Bernaudin et al hypothesized that common clinical complications associated with hypoperfusion and hypoxemia, such as AAEs and acute chest syndrome, as well as extracranial ICA stenosis, were associated with SCIs.1  Recall, the risk for overt stroke is routinely assessed in SCA by ultrasonography of intracranial arteries. The study population was a contemporary (1992-2010) and aggressively treated cohort of children with SCA followed longitudinally by magnetic resonance imaging and angiography. None had overt stroke. The study confirmed that degree of baseline anemia, defined here as a Hb concentration lower than 7g/dL before age 3 years, was a risk factor for SCIs. Moreover, the yearly rate of AAEs experienced by the patient, or the frequency of acute exacerbations of chronic anemia, and isolated extracranial ICA stenosis were identified as novel risk factors for SCIs, but not rate of pain or acute chest syndrome.

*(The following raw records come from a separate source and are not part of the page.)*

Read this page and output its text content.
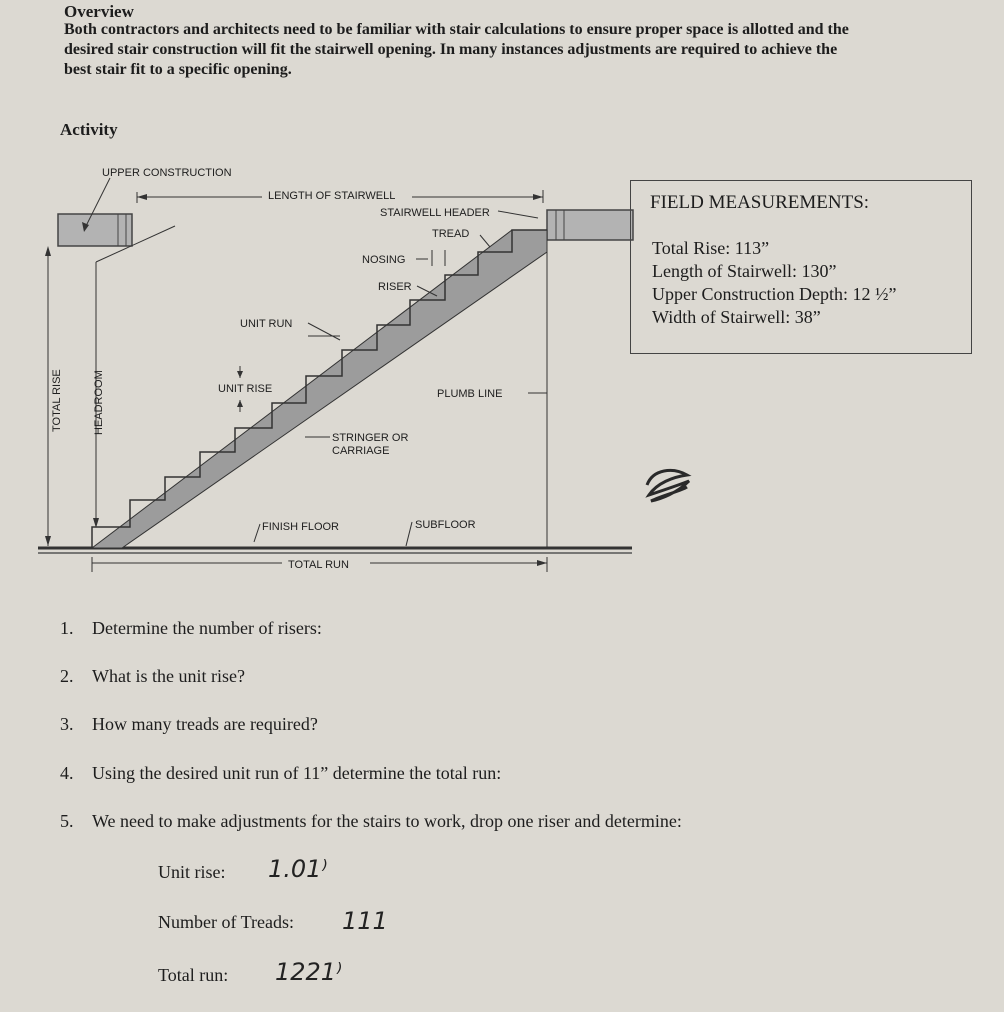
Overview
Both contractors and architects need to be familiar with stair calculations to ensure proper space is allotted and the
desired stair construction will fit the stairwell opening. In many instances adjustments are required to achieve the
best stair fit to a specific opening.
Activity
UPPER CONSTRUCTION
LENGTH OF STAIRWELL
STAIRWELL HEADER
TREAD
NOSING
RISER
UNIT RUN
UNIT RISE	PLUMB LINE
STRINGER OR
CARRIAGE
FINISH FLOOR	SUBFLOOR
TOTAL RUN
TOTAL RISE	HEADROOM
FIELD MEASUREMENTS:
Total Rise: 113”
Length of Stairwell: 130”
Upper Construction Depth: 12 ½”
Width of Stairwell: 38”
1. Determine the number of risers:
2. What is the unit rise?
3. How many treads are required?
4. Using the desired unit run of 11” determine the total run:
5. We need to make adjustments for the stairs to work, drop one riser and determine:
Unit rise: 1.01⁾
Number of Treads: 111
Total run: 1221⁾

The degree of chronic anemia and the occurrence and frequency of AAEs, therefore, are important risk factors for SCIs. Also, considering their association with arterial stenosis, SCIs are likely the consequence of impaired oxygen delivery to the brain resulting from the combined limitation of blood flow (stenosis) and oxygen-carrying capacity (anemia). This is compounded by the impairment of cerebrovascular autoregulation, near-maximal cerebral oxygen extraction, and possibly increased cerebral metabolic rate in SCA. ASCIEs that occur during the baseline state probably reflect ongoing ischemic injury resulting from chronic anemia and arterial stenosis. Such ASCIEs are often small and potentially reversible, but some do progress to SCIs. AAEs amplify this pathology and dramatically increase the incidence of ASCIEs6  (the acute lesion) and SCIs (the remote lesion).1  Certainly other factors are involved, such as sickling and vasoocclusion resulting from Hb desaturation. However, ASCIEs also occur in children with AAEs who do not have SCA, so sickle Hb is not necessarily required for their formation.6  Moreover, similar brain lesions occur in very well-transfused patients with thalassemia,9  so perhaps platelet activation and prothrombotic potential play additional roles that may be more important in thalassemia than SCA.

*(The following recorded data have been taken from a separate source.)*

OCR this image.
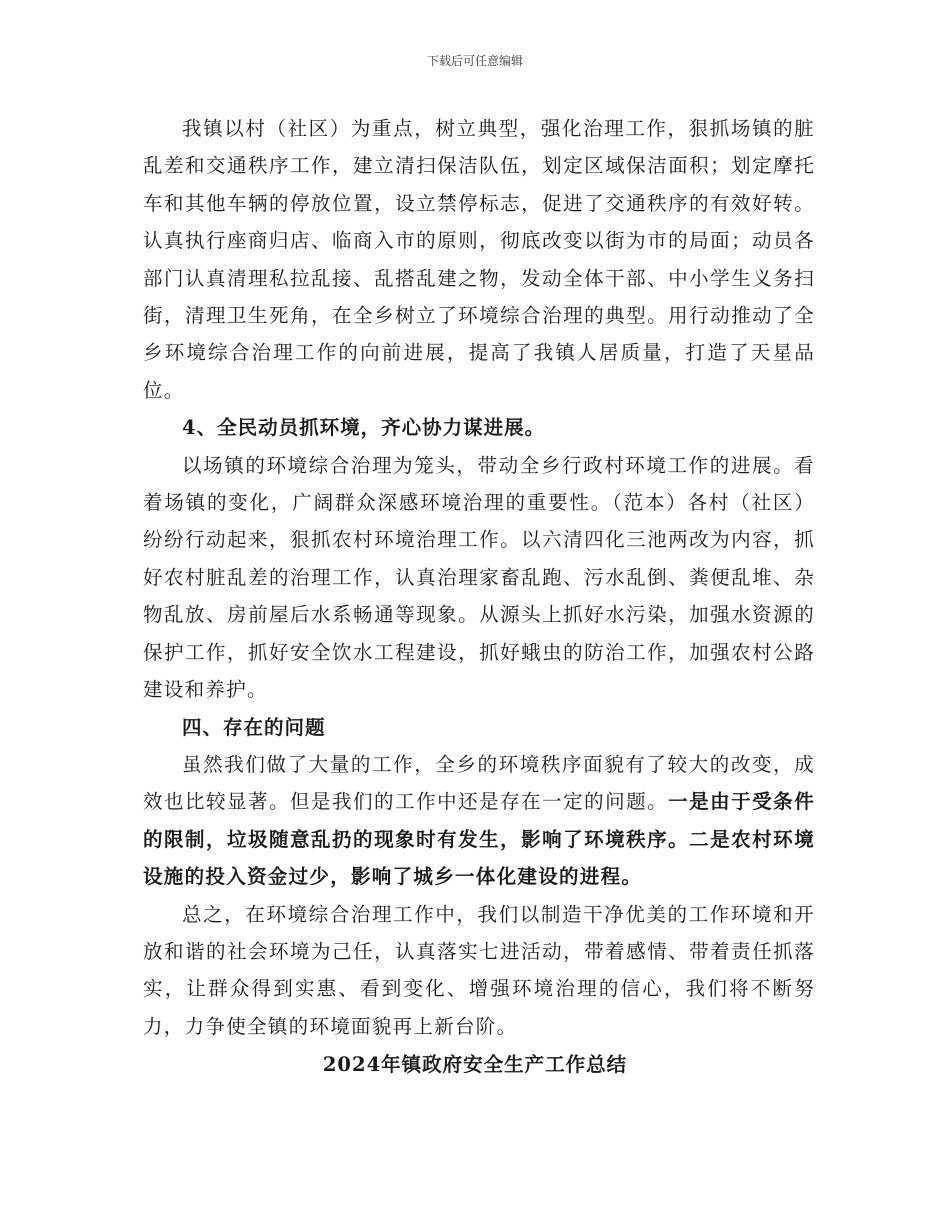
下载后可任意编辑

我镇以村（社区）为重点，树立典型，强化治理工作，狠抓场镇的脏乱差和交通秩序工作，建立清扫保洁队伍，划定区域保洁面积；划定摩托车和其他车辆的停放位置，设立禁停标志，促进了交通秩序的有效好转。认真执行座商归店、临商入市的原则，彻底改变以街为市的局面；动员各部门认真清理私拉乱接、乱搭乱建之物，发动全体干部、中小学生义务扫街，清理卫生死角，在全乡树立了环境综合治理的典型。用行动推动了全乡环境综合治理工作的向前进展，提高了我镇人居质量，打造了天星品位。

4、全民动员抓环境，齐心协力谋进展。

以场镇的环境综合治理为笼头，带动全乡行政村环境工作的进展。看着场镇的变化，广阔群众深感环境治理的重要性。（范本）各村（社区）纷纷行动起来，狠抓农村环境治理工作。以六清四化三池两改为内容，抓好农村脏乱差的治理工作，认真治理家畜乱跑、污水乱倒、粪便乱堆、杂物乱放、房前屋后水系畅通等现象。从源头上抓好水污染，加强水资源的保护工作，抓好安全饮水工程建设，抓好蛾虫的防治工作，加强农村公路建设和养护。

四、存在的问题

虽然我们做了大量的工作，全乡的环境秩序面貌有了较大的改变，成效也比较显著。但是我们的工作中还是存在一定的问题。一是由于受条件的限制，垃圾随意乱扔的现象时有发生，影响了环境秩序。二是农村环境设施的投入资金过少，影响了城乡一体化建设的进程。

总之，在环境综合治理工作中，我们以制造干净优美的工作环境和开放和谐的社会环境为己任，认真落实七进活动，带着感情、带着责任抓落实，让群众得到实惠、看到变化、增强环境治理的信心，我们将不断努力，力争使全镇的环境面貌再上新台阶。

2024年镇政府安全生产工作总结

How does the clear association of SCIs with acute and chronic anemia inform the care of patients with SCA? Although there are no randomized trials to show that hydroxyurea decreases the incidence of SCIs, widespread use of this prophylactic therapy to decrease the degree of chronic anemia is reasonable (among other benefits). For patients who already have SCIs, chronic transfusion therapy decreases recurrent cerebral ischemia.10  In addition to dilution of sickle Hb, chronic transfusions might prevent SCIs because chronic anemia is decreased, and a higher baseline Hb concentration can mitigate the severity of AAEs. Given the association of AAEs with cerebral ischemia, we may need to be more liberal in our transfusion practices for acute complications of SCA. Transfusion to correct at least the acute component of anemia might be neuroprotective during AAEs, especially because some ASCIEs appear to be reversible. Many patients with SCA tolerate mild to moderate exacerbations of anemia reasonably well, but this perception primarily is based on cardiopulmonary signs and symptoms, which is how we traditionally define “symptomatic anemia.” But ASCIEs and SCIs are “silent” by definition, so how low can you (safely) go? The answer is not entirely clear, but waiting for the appearance of “symptomatic anemia” may be too late for the brain.